Cependant, certaines informations et certains textes doivent obligatoirement être affichés dans l'entreprise par l'employeur.
C'est notamment le cas pour :
 - le règlement intérieur, qui doit être affiché à une place convenable aisément accessible dans les lieux où le travail est effectué, ainsi que dans les locaux et à la porte des locaux où se fait l'embauchage (art. R. 1321-1 du Code du travail) ;
 - la liste des membres au comité d'hygiène, de sécurité et des conditions de travail, qui doit être affichée dans les locaux affectés au travail. Elle doit comporter les indications relatives à l'emplacement de travail habituel des membres de ce comité (art. R. 4613-8 du Code du travail).
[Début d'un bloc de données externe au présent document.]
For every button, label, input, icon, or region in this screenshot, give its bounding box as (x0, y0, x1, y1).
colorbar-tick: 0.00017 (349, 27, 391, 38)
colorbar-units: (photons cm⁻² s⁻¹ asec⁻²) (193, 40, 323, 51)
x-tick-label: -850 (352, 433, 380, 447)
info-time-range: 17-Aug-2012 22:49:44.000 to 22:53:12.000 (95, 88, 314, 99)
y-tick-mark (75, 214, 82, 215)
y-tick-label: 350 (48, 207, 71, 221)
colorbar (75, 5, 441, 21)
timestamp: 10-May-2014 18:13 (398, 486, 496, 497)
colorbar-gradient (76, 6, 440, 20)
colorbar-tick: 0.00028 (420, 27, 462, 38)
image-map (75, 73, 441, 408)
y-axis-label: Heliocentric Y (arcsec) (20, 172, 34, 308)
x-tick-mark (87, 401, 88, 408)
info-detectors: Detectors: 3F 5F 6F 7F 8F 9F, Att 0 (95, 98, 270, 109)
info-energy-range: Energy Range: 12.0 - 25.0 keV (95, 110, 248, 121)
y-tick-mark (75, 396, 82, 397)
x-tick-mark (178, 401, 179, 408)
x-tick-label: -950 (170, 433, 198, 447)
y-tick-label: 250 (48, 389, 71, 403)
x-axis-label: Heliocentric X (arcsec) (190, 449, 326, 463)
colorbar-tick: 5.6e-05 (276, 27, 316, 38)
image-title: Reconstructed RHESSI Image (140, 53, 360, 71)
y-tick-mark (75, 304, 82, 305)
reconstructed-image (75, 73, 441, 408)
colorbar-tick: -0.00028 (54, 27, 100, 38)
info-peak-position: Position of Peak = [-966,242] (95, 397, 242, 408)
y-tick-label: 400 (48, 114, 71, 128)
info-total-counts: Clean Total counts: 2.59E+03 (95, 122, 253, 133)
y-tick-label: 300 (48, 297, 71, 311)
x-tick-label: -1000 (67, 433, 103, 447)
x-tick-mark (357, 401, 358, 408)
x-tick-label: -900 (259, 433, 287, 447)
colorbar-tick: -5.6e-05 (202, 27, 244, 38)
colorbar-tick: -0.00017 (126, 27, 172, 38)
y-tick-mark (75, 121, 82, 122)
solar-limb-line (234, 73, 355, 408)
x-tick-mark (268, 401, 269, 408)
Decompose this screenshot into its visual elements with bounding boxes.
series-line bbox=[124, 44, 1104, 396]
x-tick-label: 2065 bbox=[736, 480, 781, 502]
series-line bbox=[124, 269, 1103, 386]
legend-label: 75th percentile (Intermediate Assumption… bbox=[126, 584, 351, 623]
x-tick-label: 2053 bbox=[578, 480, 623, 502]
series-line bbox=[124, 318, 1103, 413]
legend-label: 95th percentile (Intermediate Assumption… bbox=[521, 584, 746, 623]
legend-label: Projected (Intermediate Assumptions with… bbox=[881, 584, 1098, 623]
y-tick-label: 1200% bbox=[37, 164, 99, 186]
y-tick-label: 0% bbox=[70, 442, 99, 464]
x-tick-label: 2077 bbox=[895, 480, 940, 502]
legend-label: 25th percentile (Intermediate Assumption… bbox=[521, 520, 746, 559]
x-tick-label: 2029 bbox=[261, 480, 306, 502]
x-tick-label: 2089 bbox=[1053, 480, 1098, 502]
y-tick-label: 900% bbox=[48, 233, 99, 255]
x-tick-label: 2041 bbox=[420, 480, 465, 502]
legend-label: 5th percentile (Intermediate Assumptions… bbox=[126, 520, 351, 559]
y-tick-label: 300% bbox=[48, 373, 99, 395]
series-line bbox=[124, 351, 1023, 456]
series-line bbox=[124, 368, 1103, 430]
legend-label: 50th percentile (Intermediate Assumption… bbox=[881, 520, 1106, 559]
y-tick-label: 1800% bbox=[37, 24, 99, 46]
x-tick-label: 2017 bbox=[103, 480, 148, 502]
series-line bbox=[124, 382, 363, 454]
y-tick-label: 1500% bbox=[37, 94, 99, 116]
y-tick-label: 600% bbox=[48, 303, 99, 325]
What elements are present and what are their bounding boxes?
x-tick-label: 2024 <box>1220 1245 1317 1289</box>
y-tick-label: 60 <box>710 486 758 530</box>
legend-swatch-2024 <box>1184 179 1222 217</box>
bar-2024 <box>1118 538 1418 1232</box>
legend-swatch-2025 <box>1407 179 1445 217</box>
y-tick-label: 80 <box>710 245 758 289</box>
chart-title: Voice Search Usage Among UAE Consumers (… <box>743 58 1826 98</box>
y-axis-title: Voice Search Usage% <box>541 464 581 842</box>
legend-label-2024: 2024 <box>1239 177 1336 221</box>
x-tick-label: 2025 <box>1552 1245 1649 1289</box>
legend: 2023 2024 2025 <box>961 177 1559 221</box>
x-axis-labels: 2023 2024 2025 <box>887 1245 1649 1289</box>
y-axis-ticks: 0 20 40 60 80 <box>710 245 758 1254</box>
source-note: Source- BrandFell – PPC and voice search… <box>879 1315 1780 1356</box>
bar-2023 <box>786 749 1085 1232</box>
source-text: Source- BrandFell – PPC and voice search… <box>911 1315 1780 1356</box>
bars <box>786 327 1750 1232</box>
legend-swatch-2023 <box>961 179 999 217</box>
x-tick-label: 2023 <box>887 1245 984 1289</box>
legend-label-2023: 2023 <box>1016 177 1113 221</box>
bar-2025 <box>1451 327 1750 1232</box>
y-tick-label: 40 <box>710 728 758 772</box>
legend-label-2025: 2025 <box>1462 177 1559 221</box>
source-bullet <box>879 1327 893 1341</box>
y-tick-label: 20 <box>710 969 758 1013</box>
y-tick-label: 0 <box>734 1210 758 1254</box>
L'employeur affiche, dans des locaux normalement accessibles aux travailleurs, l'adresse et le numéro d'appel (art. D. 4711-1 du Code du travail) :
1° du médecin du travail ou du service de santé au travail compétent pour l'établissement ;
2° des services de secours d'urgence ;
3° de l'inspection du travail compétente ainsi que le nom de l'inspecteur compétent.
D'autre part, dans les établissements occupant du personnel féminin, les textes relatifs à l'égalité de rémunération entre les hommes et les femmes sont affichés dans les lieux de travail ainsi que dans les locaux ou à la porte des locaux où se fait l'embauchage (art. R. 3221-2 du Code du travail).